In any case, I am not persuaded that respondent’s subsequent home visit demonstrates that petitioner’s children are not district residents.  While respondent’s evidence relating to the home visit, including petitioner’s alleged inconsistent statements regarding the second bedroom in her home, may have raised a suspicion to initiate surveillance and a thorough investigation, it does not prove that the children were not physically present at the in-district residence or that they actually reside elsewhere.  In view of petitioner’s documentary evidence, statements and explanations, contrasted with the minimal evidence presented by respondent, I conclude that respondent’s determination is not supported by the record.  Accordingly, it will be set aside.

Although not dispositive on the merits of this appeal, it is troubling that respondent failed to comply with the procedural requirements of §100.2(y) of the Commissioner’s regulations and did not afford petitioner an opportunity to provide it with information regarding her children’s residency prior to rendering its determination and excluding the children from school.  Respondent is reminded of its duty to comply with those procedures.  Presumably, in doing so, it will obtain a more comprehensive, probative record on which to base future determinations.

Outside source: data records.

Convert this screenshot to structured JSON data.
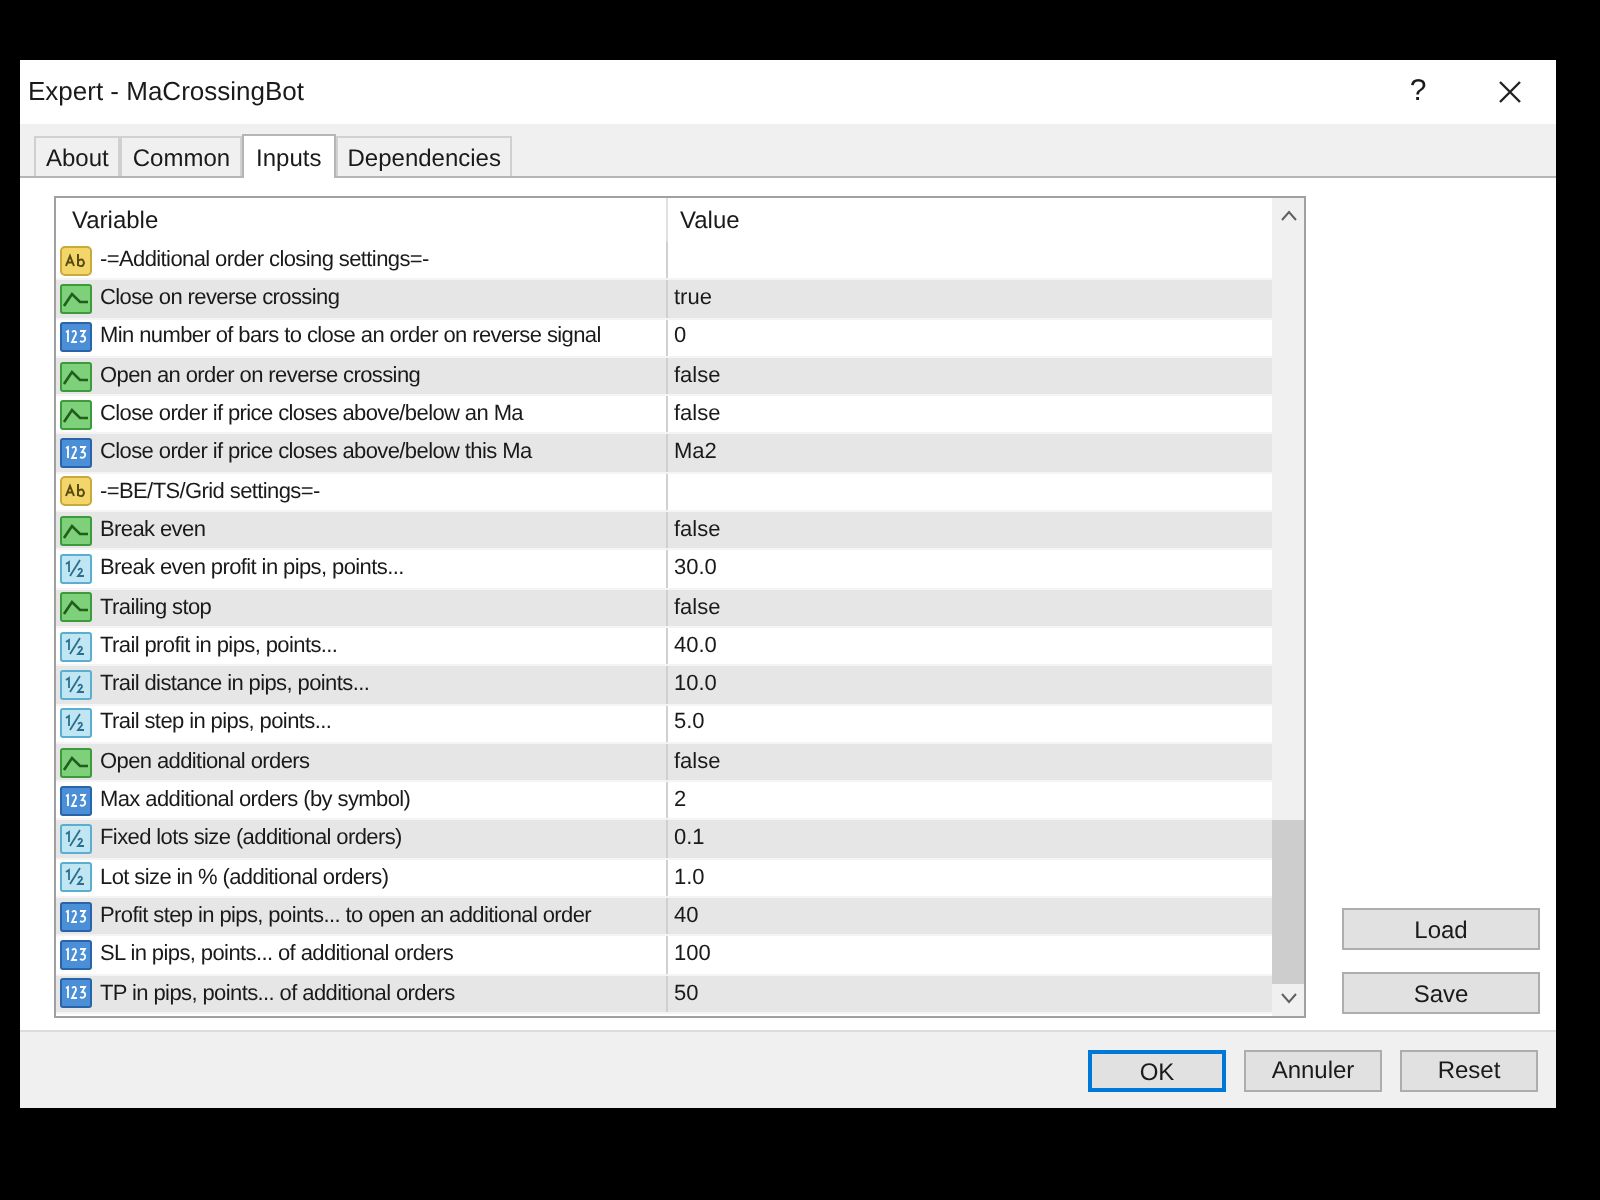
{
  "window": {
    "title": "Expert - MaCrossingBot",
    "help": "?"
  },
  "tabs": [
    {
      "label": "About",
      "selected": false
    },
    {
      "label": "Common",
      "selected": false
    },
    {
      "label": "Inputs",
      "selected": true
    },
    {
      "label": "Dependencies",
      "selected": false
    }
  ],
  "table": {
    "columns": [
      "Variable",
      "Value"
    ],
    "rows": [
      {
        "kind": "string",
        "variable": "-=Additional order closing settings=-",
        "value": ""
      },
      {
        "kind": "bool",
        "variable": "Close on reverse crossing",
        "value": "true"
      },
      {
        "kind": "int",
        "variable": "Min number of bars to close an order on reverse signal",
        "value": "0"
      },
      {
        "kind": "bool",
        "variable": "Open an order on reverse crossing",
        "value": "false"
      },
      {
        "kind": "bool",
        "variable": "Close order if price closes above/below an Ma",
        "value": "false"
      },
      {
        "kind": "int",
        "variable": "Close order if price closes above/below this Ma",
        "value": "Ma2"
      },
      {
        "kind": "string",
        "variable": "-=BE/TS/Grid settings=-",
        "value": ""
      },
      {
        "kind": "bool",
        "variable": "Break even",
        "value": "false"
      },
      {
        "kind": "double",
        "variable": "Break even profit in pips, points...",
        "value": "30.0"
      },
      {
        "kind": "bool",
        "variable": "Trailing stop",
        "value": "false"
      },
      {
        "kind": "double",
        "variable": "Trail profit in pips, points...",
        "value": "40.0"
      },
      {
        "kind": "double",
        "variable": "Trail distance in pips, points...",
        "value": "10.0"
      },
      {
        "kind": "double",
        "variable": "Trail step in pips, points...",
        "value": "5.0"
      },
      {
        "kind": "bool",
        "variable": "Open additional orders",
        "value": "false"
      },
      {
        "kind": "int",
        "variable": "Max additional orders (by symbol)",
        "value": "2"
      },
      {
        "kind": "double",
        "variable": "Fixed lots size (additional orders)",
        "value": "0.1"
      },
      {
        "kind": "double",
        "variable": "Lot size in % (additional orders)",
        "value": "1.0"
      },
      {
        "kind": "int",
        "variable": "Profit step in pips, points... to open an additional order",
        "value": "40"
      },
      {
        "kind": "int",
        "variable": "SL in pips, points... of additional orders",
        "value": "100"
      },
      {
        "kind": "int",
        "variable": "TP in pips, points... of additional orders",
        "value": "50"
      }
    ]
  },
  "side_buttons": [
    "Load",
    "Save"
  ],
  "buttons": [
    {
      "label": "OK",
      "default": true
    },
    {
      "label": "Annuler",
      "default": false
    },
    {
      "label": "Reset",
      "default": false
    }
  ]
}
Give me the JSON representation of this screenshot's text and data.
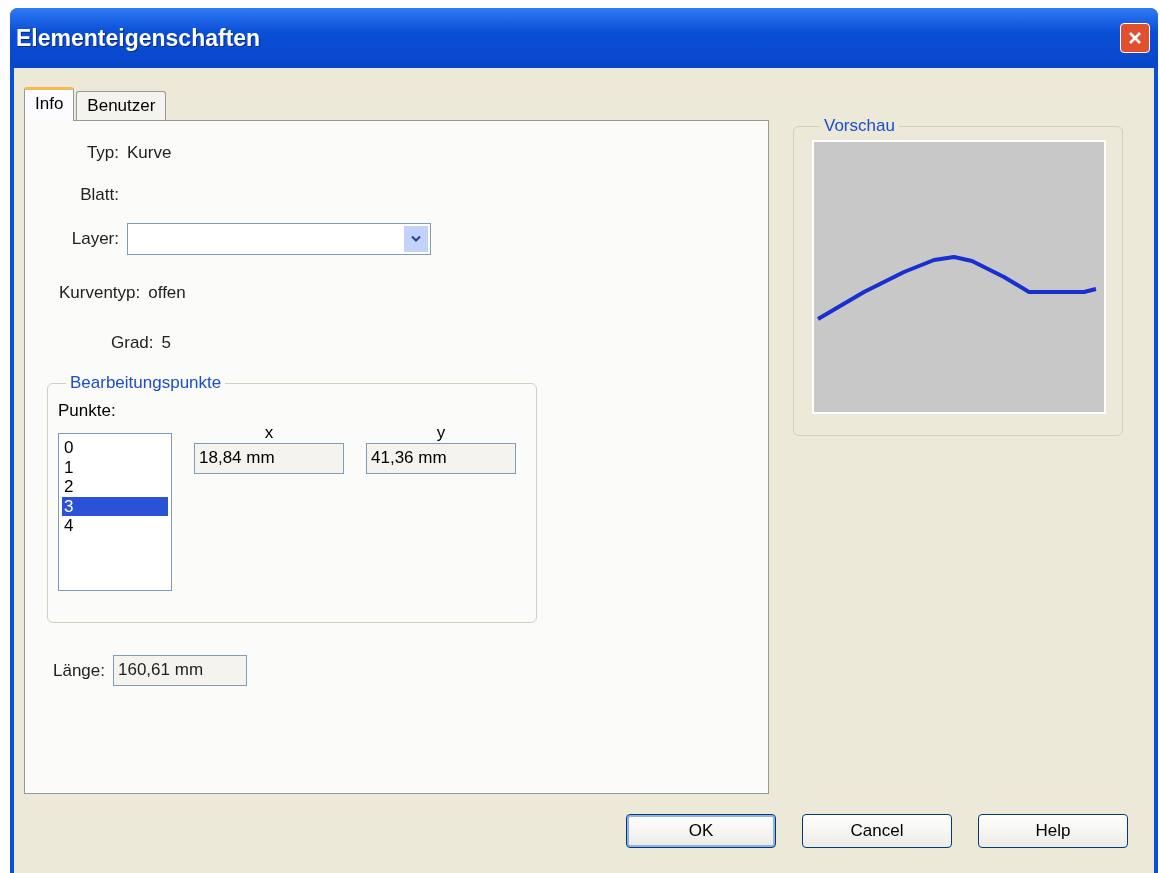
{
  "window": {
    "title": "Elementeigenschaften"
  },
  "tabs": [
    {
      "label": "Info",
      "selected": true
    },
    {
      "label": "Benutzer",
      "selected": false
    }
  ],
  "info": {
    "type": {
      "label": "Typ:",
      "value": "Kurve"
    },
    "sheet": {
      "label": "Blatt:"
    },
    "layer": {
      "label": "Layer:"
    },
    "curve_type": {
      "label": "Kurventyp:",
      "value": "offen"
    },
    "degree": {
      "label": "Grad:",
      "value": "5"
    }
  },
  "points_group": {
    "title": "Bearbeitungspunkte",
    "list_label": "Punkte:",
    "items": [
      {
        "label": "0",
        "selected": false
      },
      {
        "label": "1",
        "selected": false
      },
      {
        "label": "2",
        "selected": false
      },
      {
        "label": "3",
        "selected": true
      },
      {
        "label": "4",
        "selected": false
      }
    ],
    "x": {
      "label": "x",
      "value": "18,84 mm"
    },
    "y": {
      "label": "y",
      "value": "41,36 mm"
    }
  },
  "length": {
    "label": "Länge:",
    "value": "160,61 mm"
  },
  "preview": {
    "title": "Vorschau"
  },
  "buttons": [
    {
      "label": "OK",
      "default": true
    },
    {
      "label": "Cancel",
      "default": false
    },
    {
      "label": "Help",
      "default": false
    }
  ]
}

In light of this disposition, I need not address the parties’ remaining contentions.

THE APPEAL IS SUSTAINED.

IT IS ORDERED that respondent permit Henry and Harold Asencio to attend school in the East Meadow Union Free School District without the payment of tuition.

END OF FILE.

 

 

[1] At that time, I denied petitioner’s additional interim relief request to suspend Maria Ciarametaro as principal of respondent’s Bowling Green Elementary School.  Subsequently, petitioner withdrew her claims against Ms. Ciarametaro.